I started cutting as a teenager and never stopped. I don't do it as often and I do know it's a problem but people don't understand that it makes me feel better. It's an outlet that gives me pleasure that most can't comprehend. For years I never knew that there were others out there that did this as well. In fact, only after the Internet did I realize how widespread this phenomenon is. It's a taboo that most people can't share with others without feeling the stigma of being different or strange.
There's also the problem of telling others about it. You really find out whom you can depend on once you share this problem. I don't share it with most people because they simply can't understand it unless they too, self-injure. I have been accused of seeking attention or trying to be "cool" when nothing could be further from the truth.
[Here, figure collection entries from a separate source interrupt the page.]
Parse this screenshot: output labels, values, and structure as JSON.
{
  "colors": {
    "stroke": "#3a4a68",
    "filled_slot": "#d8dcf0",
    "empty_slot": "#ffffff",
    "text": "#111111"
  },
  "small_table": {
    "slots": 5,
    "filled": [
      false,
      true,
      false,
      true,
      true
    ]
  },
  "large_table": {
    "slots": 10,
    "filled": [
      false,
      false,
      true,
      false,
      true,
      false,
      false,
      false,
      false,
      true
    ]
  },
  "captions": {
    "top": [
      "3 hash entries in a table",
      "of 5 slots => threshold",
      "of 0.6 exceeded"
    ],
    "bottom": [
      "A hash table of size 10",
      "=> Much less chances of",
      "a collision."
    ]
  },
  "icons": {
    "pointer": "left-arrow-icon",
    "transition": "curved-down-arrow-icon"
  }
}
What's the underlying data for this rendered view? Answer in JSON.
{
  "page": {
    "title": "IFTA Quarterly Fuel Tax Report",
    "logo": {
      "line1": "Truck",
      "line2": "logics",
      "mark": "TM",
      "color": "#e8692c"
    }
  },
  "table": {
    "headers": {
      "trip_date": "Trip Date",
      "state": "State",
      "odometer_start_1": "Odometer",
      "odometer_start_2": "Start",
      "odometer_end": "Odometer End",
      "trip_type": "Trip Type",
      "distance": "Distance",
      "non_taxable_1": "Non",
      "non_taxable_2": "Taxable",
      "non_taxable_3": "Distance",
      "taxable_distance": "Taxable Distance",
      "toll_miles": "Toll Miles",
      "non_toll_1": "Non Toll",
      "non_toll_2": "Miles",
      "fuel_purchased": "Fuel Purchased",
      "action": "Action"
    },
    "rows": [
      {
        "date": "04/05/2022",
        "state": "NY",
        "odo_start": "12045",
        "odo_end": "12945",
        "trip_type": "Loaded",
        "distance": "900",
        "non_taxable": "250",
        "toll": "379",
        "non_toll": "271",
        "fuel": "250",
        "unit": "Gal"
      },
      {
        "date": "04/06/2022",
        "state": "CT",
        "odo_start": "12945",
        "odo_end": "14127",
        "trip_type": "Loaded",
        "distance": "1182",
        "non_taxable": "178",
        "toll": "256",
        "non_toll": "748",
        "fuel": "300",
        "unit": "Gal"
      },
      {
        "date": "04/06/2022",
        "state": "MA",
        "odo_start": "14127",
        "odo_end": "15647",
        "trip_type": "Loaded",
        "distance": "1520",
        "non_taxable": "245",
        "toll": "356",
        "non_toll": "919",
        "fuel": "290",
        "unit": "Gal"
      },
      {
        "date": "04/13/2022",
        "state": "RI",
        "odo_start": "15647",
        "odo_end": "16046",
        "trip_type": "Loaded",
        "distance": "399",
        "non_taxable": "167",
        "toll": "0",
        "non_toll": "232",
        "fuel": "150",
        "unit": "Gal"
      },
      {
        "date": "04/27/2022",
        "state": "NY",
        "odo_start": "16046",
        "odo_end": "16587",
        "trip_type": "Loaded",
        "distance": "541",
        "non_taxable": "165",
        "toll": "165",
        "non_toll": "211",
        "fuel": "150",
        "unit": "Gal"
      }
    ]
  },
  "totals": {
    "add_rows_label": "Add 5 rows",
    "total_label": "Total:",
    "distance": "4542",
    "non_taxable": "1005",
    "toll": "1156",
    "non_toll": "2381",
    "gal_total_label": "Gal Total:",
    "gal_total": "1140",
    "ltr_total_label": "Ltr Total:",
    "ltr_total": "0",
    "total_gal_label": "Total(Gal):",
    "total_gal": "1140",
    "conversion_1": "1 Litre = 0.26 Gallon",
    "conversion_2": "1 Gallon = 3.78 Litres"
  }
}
My main form of self-injury is cutting although when I was in high school, I did once burn my arm very badly by dropping an iron on it. To most, this sounds incredulous and stupid. At the time, you can't imagine how much better it made me feel. Mostly, I liked using a razor blade. I'd make cuts along my arms and then tell people it was scratches from a cat or a rosebush. People believed me too. Perhaps they didn't want to know the truth or couldn't handle believing that someone could do that to myself.
There are many triggers out there that can make people want to harm themselves. Sometimes all it can take is reading about cutting or hearing about it. The funny thing is that I can see other cutters and tell by the scars they have. I honestly wear my scars with pride. It's a part of me I can't change and to be honest, I wouldn't change. Those scars represent who I am and what I've become. Every mark tells a story from my past and a healing that came out of it.
If you are cutting and want to stop, there are places to get help. There are places on the Internet that you can go to for chat rooms, message boards and information. Be warned though, these places can "trigger" a session just by reading about it and most places will caution you of that. The most important thing is to realize you're not alone, you're not mentally ill and you don't have to explain yourself to others. I used to try but I've come to the realization that it's my body and as long as I don't go too far, what's the harm? This is in no way condoning doing this; it's just a personal choice for me that helps me deal with pain and until now, my biggest secret.